Bulots do have a lovely sweet seafoody flavour but the texture takes a bit of getting used to and, because they are quite large, there is a lot of texture to get your gob around. The can also be tricky to get out of the shell whole - this didn't bother my brother-in-law, as he doesn't much like the darker-coloured "skooshy" bit at the end - but I'm quite partial to it. All my own attempts to retrieve a whole one failed, despite the useful tool provided to me for the purpose. But the lack of total extraction wasn't a detraction from the molluscular experience.

Sunday 1 August 2010

Moules Frites and Marmite

Normandy is a gastroperson's delight. We've eaten al fresco every night: delicious barbecued meat and poultry along with fresh vegetables such as courgettes and french beans from the garden. The temperature has been hitting 30 degrees during the day and sustaining 18-20 even into the grasshopper-chirruping, starry-skied nights. Good red wine has not been hard to come by.
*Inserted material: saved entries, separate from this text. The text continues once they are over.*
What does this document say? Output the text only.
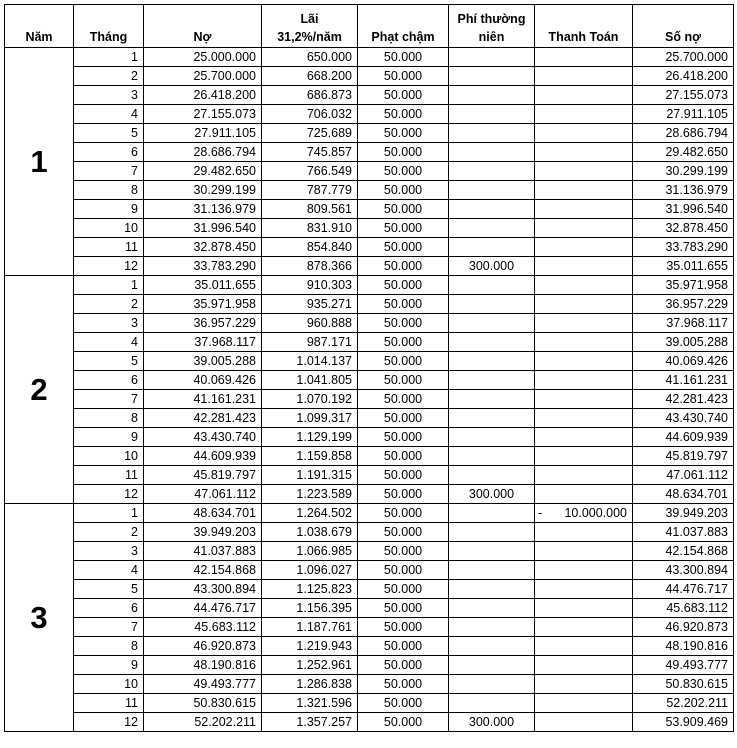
Năm	Tháng	Nợ	Lãi 31,2%/năm	Phạt chậm	Phí thường niên	Thanh Toán	Số nợ
1	1	25.000.000	650.000	50.000			25.700.000
	2	25.700.000	668.200	50.000			26.418.200
	3	26.418.200	686.873	50.000			27.155.073
	4	27.155.073	706.032	50.000			27.911.105
	5	27.911.105	725.689	50.000			28.686.794
	6	28.686.794	745.857	50.000			29.482.650
	7	29.482.650	766.549	50.000			30.299.199
	8	30.299.199	787.779	50.000			31.136.979
	9	31.136.979	809.561	50.000			31.996.540
	10	31.996.540	831.910	50.000			32.878.450
	11	32.878.450	854.840	50.000			33.783.290
	12	33.783.290	878.366	50.000	300.000		35.011.655
2	1	35.011.655	910.303	50.000			35.971.958
	2	35.971.958	935.271	50.000			36.957.229
	3	36.957.229	960.888	50.000			37.968.117
	4	37.968.117	987.171	50.000			39.005.288
	5	39.005.288	1.014.137	50.000			40.069.426
	6	40.069.426	1.041.805	50.000			41.161.231
	7	41.161.231	1.070.192	50.000			42.281.423
	8	42.281.423	1.099.317	50.000			43.430.740
	9	43.430.740	1.129.199	50.000			44.609.939
	10	44.609.939	1.159.858	50.000			45.819.797
	11	45.819.797	1.191.315	50.000			47.061.112
	12	47.061.112	1.223.589	50.000	300.000		48.634.701
3	1	48.634.701	1.264.502	50.000		- 10.000.000	39.949.203
	2	39.949.203	1.038.679	50.000			41.037.883
	3	41.037.883	1.066.985	50.000			42.154.868
	4	42.154.868	1.096.027	50.000			43.300.894
	5	43.300.894	1.125.823	50.000			44.476.717
	6	44.476.717	1.156.395	50.000			45.683.112
	7	45.683.112	1.187.761	50.000			46.920.873
	8	46.920.873	1.219.943	50.000			48.190.816
	9	48.190.816	1.252.961	50.000			49.493.777
	10	49.493.777	1.286.838	50.000			50.830.615
	11	50.830.615	1.321.596	50.000			52.202.211
	12	52.202.211	1.357.257	50.000	300.000		53.909.469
We've also eaten out (as in out out) a couple of times. Last night I had a superb pot of a kind of creamy seafood stew/chowder called 'Marmitte'. I say 'chowder' but Marmitte is really much too rich and thick to be classed a soup. We think it was made of a scallop stock bechamel base along with a great deal of garlic, cheese, cream and spinach. To this sumptuous (and extremely hot) concoction chunks of salmon and white fish were added.

Today we had lunch in a beautiful and typically-French-looking historic village a few miles from here. Our host at the local relais was also typically-French-looking, and sounding: great Gallic lungs threatening his wrath if we didn't partake of and enjoy every morsel of his fare. There we ate moules frites - also typically French. The first time my sister mentioned moules frites I thought it must be something to do with fried mussels but it's actually just what it sounds like: mussels with chips. Somehow it works - the tasty and crunchy frites are perfect for dunking in the liquor from the moules. Others in our group ate boudin noir - a very rich French black pudding - along with slices of apple.

Tonight we'll be tucking into cuisses de grenouille - frogs legs. Most of us have never tried them before but I reckon that a day of doing all this typically French stuff just wouldn't be complete without munching on a bit of unfortunate amphibian.